I have two stories in Tablet seventy-three: a quick look at the Dark Fairytales show up at Roq la Rue, and a review of the new French film Chaos. Neither story was up on their website as I write this, but my scanned clip is. (UPDATE: they are up now.)

I was not completely happy with either piece when I turned them in – but my disaffection deepened after deadline. In the Roq la Rue piece I sorta chickened out of doing actual art criticism and instead tried to do a more reported piece about the opening itself and what gallery owner Kirsten Anderson’s intentions for the show were. It’s a very short piece and maybe I was trying to do too much.

The show opened on the day that Nike announced that it was buying Converse, home of the Chuck Taylor All-Star, and I had planned to see if I could find an artist at the opening who was wearing Chucks to discuss this event with. Instead, I tried to mix social activity with being at the opening, meeting friends, and so forth, and it just didn’t happen all around. Oh well. Maybe next time.

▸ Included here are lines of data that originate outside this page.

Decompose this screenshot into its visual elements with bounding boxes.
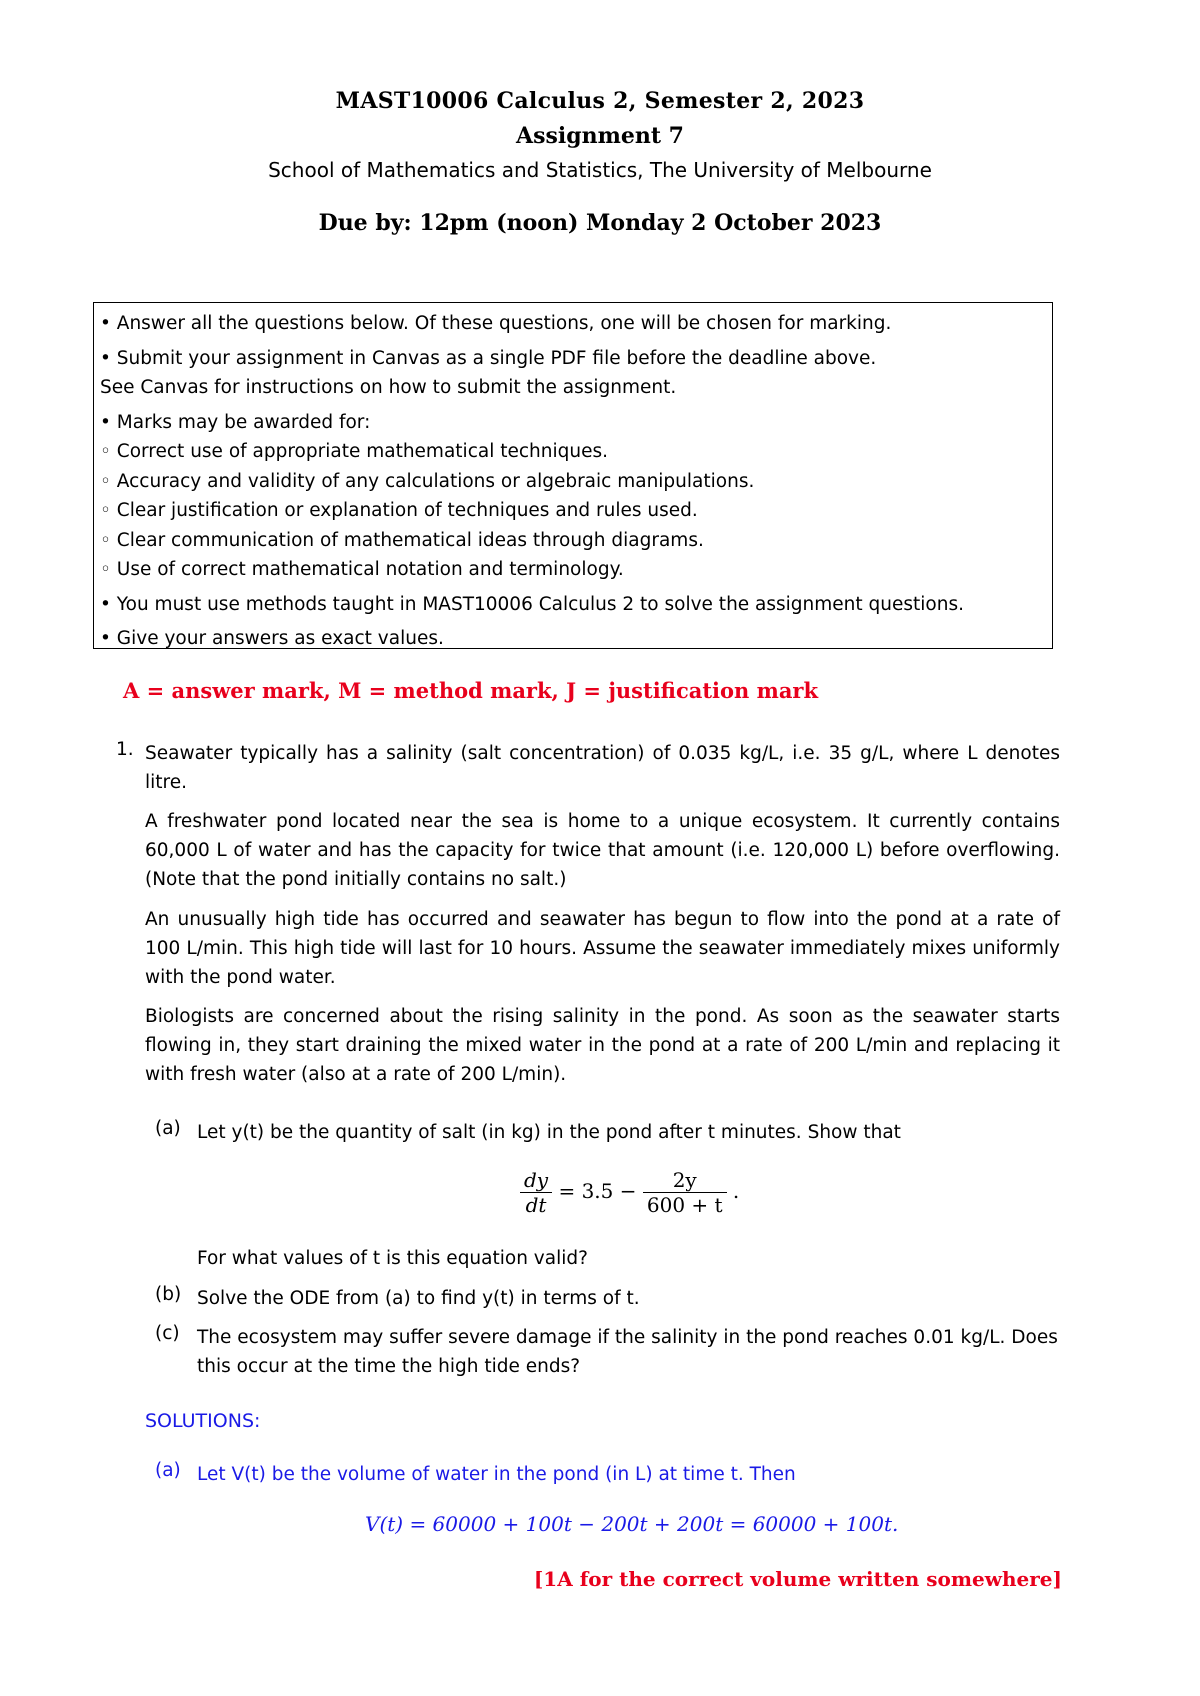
question-paragraph: Biologists are concerned about the rising salinity in the pond. As soon as the seawater starts flowing in, they start draining the mixed water in the pond at a rate of 200 L/min and replacing it with fresh water (also at a rate of 200 L/min). — [145, 1006, 1060, 1085]
instruction-line: • Marks may be awarded for: — [100, 411, 371, 433]
assignment-title: Assignment 7 — [516, 123, 684, 149]
part-b-text: Solve the ODE from (a) to find y(t) in terms of t. — [197, 1288, 640, 1309]
part-a-text: Let y(t) be the quantity of salt (in kg) in the pond after t minutes. Show that — [197, 1122, 901, 1143]
question-paragraph: Seawater typically has a salinity (salt concentration) of 0.035 kg/L, i.e. 35 g/L, where L denotes litre. — [145, 743, 1060, 793]
part-a-label: (a) — [155, 1118, 181, 1139]
course-title: MAST10006 Calculus 2, Semester 2, 2023 — [335, 88, 865, 114]
instruction-line: • You must use methods taught in MAST10006 Calculus 2 to solve the assignment questions. — [100, 593, 964, 615]
volume-equation: V(t) = 60000 + 100t − 200t + 200t = 60000 + 100t. — [365, 1512, 899, 1536]
marking-note: [1A for the correct volume written somewhere] — [533, 1567, 1062, 1591]
instruction-line: • Give your answers as exact values. — [100, 628, 444, 649]
due-date: Due by: 12pm (noon) Monday 2 October 2023 — [318, 210, 882, 236]
instruction-line: • Submit your assignment in Canvas as a single PDF file before the deadline above. — [100, 347, 877, 369]
solution-a-text: Let V(t) be the volume of water in the pond (in L) at time t. Then — [197, 1464, 796, 1485]
mark-legend: A = answer mark, M = method mark, J = justification mark — [123, 678, 819, 703]
instruction-line: See Canvas for instructions on how to submit the assignment. — [100, 377, 677, 398]
fraction-dydt — [520, 1168, 552, 1217]
part-c-label: (c) — [155, 1323, 180, 1344]
fraction-numerator: dy — [520, 1168, 552, 1193]
ode-equation — [520, 1168, 739, 1217]
solutions-heading: SOLUTIONS: — [145, 1410, 261, 1432]
instruction-line: ◦ Clear communication of mathematical ideas through diagrams. — [100, 529, 704, 551]
instruction-line: ◦ Clear justification or explanation of techniques and rules used. — [100, 500, 698, 521]
part-a-followup: For what values of t is this equation valid? — [197, 1248, 588, 1269]
solution-a-label: (a) — [155, 1460, 181, 1481]
instruction-line: ◦ Correct use of appropriate mathematical techniques. — [100, 441, 608, 462]
equation-end: . — [732, 1179, 740, 1203]
fraction-numerator: 2y — [643, 1168, 727, 1193]
question-paragraph: A freshwater pond located near the sea is home to a unique ecosystem. It currently contains 60,000 L of water and has the capacity for twice that amount (i.e. 120,000 L) before overflowing. (Note that the pond initially contains no salt.) — [145, 811, 1060, 890]
instructions-box — [93, 302, 1053, 649]
fraction-denominator: dt — [525, 1193, 547, 1217]
fraction-denominator: 600 + t — [646, 1193, 723, 1217]
part-c-text: The ecosystem may suffer severe damage if the salinity in the pond reaches 0.01 kg/L. Does this occur at the time the high tide ends? — [197, 1327, 1058, 1377]
equation-middle: = 3.5 − — [558, 1179, 637, 1203]
part-b-label: (b) — [155, 1284, 182, 1305]
question-number: 1. — [116, 739, 134, 760]
fraction-rhs — [643, 1168, 727, 1217]
instruction-line: • Answer all the questions below. Of these questions, one will be chosen for marking. — [100, 313, 892, 334]
instruction-line: ◦ Use of correct mathematical notation and terminology. — [100, 559, 624, 580]
school-name: School of Mathematics and Statistics, The University of Melbourne — [268, 158, 932, 182]
question-paragraph: An unusually high tide has occurred and seawater has begun to flow into the pond at a rate of 100 L/min. This high tide will last for 10 hours. Assume the seawater immediately mixes uniformly with the pond water. — [145, 909, 1060, 988]
instruction-line: ◦ Accuracy and validity of any calculations or algebraic manipulations. — [100, 470, 755, 492]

I think part of the problem was that the natural thing for me to do in a critical manner would have been to compare and contrast a work I found successful with one I felt did not succeed. Anderson’s thoughts and positioning of the work of the artists in the show – and in her gallery in general – were very interesting on their own, so I kinda dodged a bullet. Of course, her blanket assertion that the artists in the show use their appropriated pop-culture imagery without irony is at best debatable. Surely she doesn’t actually think the big-eyed Keane kids look or the reworking of the Smurfette into sex bomb is a straightforward act of visual creation with the same directness as an image of Jesus in a Howard Finster work.

The review of Chaos is honest and reflects my perceptions – I really didn’t care for the movie. However, I used the term “racist” to describe the way that Algerians are portrayed in several segments of the film, a charge the film partially invites me to make. In a scene, a protagonist seeks help from a French civil-rights organization, S.O.S Racisme, and gets kicked out for being a hooker, basically.

I don’t think I used the term appropriately. The segments of the film that depict the family life of Algerians in France are full of ugly stereotypes, but the stereotypes are cultural, not racial, in nature.

The other part of the film that irritated me, and which I noted, if briefly, is that the terrible clumsiness of the narrative of the hooker’s brutal life contrasts so thoroughly with the grace and wit of the comedy of domestic alienation that makes up the rest of the film. If the filmmaker had chosen to frame the narrative as suspect – it’s presented in voiceover from a brutalized hooker – the use of the pulp-fiction elements and stereotypes could have shifted from ugly public myth reinforcement to witty filmmaking. But even the most fantastic plot elements in the narrative appear to be borne out within the plot of the rest of the film.

It boggles my mind that this film was nominated for six Césars.

I’ll link to the stories when I see them go up.